What the book made perfectly clear is how very important a loving childhood is to mature emotional development. It has been proven in studies that a young person who does not learn to develop peer relationships at a young age is missing part of their essential emotional development. It was so obvious throughout the book that Maeve and Danny were damaged, but was it permanent? Danny obviously patterned himself on his father to the point of buying his then-wife a house without her input. Did Maeve cut herself off from a close relationship because of her diabetes or in unconscious imitation of her mother? Their co-dependence was so great that one reader said Danny’s wife felt that if Maeve sneezed, Danny would have wiped her nose. Could they learn to let go of each other and of the anger so they could open themselves to others?

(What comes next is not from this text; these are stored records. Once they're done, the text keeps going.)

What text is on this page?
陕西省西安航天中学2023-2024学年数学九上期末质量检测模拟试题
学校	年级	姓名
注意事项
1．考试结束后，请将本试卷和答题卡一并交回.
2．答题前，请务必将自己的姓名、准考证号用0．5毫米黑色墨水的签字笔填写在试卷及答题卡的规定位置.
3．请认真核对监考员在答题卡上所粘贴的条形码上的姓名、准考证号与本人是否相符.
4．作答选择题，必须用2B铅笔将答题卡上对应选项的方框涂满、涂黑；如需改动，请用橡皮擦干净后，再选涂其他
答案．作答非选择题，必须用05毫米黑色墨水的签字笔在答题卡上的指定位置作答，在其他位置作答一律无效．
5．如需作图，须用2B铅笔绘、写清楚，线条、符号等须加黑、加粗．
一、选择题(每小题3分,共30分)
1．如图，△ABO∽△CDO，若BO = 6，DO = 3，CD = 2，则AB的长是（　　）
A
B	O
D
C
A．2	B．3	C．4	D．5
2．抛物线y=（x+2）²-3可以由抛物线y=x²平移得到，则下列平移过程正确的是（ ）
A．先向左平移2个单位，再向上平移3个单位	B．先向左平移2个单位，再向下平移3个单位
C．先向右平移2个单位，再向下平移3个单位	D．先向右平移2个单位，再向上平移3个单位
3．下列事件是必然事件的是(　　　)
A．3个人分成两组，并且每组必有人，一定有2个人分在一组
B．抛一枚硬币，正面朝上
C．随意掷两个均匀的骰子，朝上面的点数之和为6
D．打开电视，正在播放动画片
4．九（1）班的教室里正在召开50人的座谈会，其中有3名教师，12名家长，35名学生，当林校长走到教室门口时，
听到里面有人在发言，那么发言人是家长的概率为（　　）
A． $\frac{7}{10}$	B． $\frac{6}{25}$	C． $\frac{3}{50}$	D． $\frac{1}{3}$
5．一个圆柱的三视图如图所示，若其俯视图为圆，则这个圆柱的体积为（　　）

Without giving away the plot twists (for anyone who might want to read the book), the final pages of the novel explore these questions before it abruptly ends. Our readers thought it might have been a better read if it had turned out that Maeve’s and Danny’s father and mother had never divorced, and bigamy caused the fortune to be returned to them. Or perhaps they would have simply been more sympathetic characters.
The importance of The Dutch House is questionable. While the book blurb and reviews make much of the actual building, it seemed to our readers that the focus on the house went overboard. It was a nice house, but so what? Details like a ballroom on the third floor are true – that was commonly done in mansions, including some in our area – but we eventually tired of hearing about the house. The ongoing tragedy of the characters’ lives was not caused by the house but by the inability of people to communicate with each other on an emotional level.
Speaking of communication, evidently listening to this book on cd’s can be a totally different experience from reading it yourself! Tom Hanks is the narrator and his talents bring more empathy and sympathy to all the characters, thus improving the story.
Our readers’ votes indicate their difficulty in reconciling unsympathetic characters with a good read, and they rated The Dutch House in this way: one reader give it 1 thumb down, four were neutral, one gave it a knuckle up, and 6 gave it 1 thumb up. Ann Patchett is a very popular author, but our neutral readers felt they would not read another of her works based on this one. Our six who voted 1 thumb up were more sanguine.
In February, we leave fiction for a memoir, visiting Frank McCourt’s Irish Catholic childhood in Angela’s Ashes.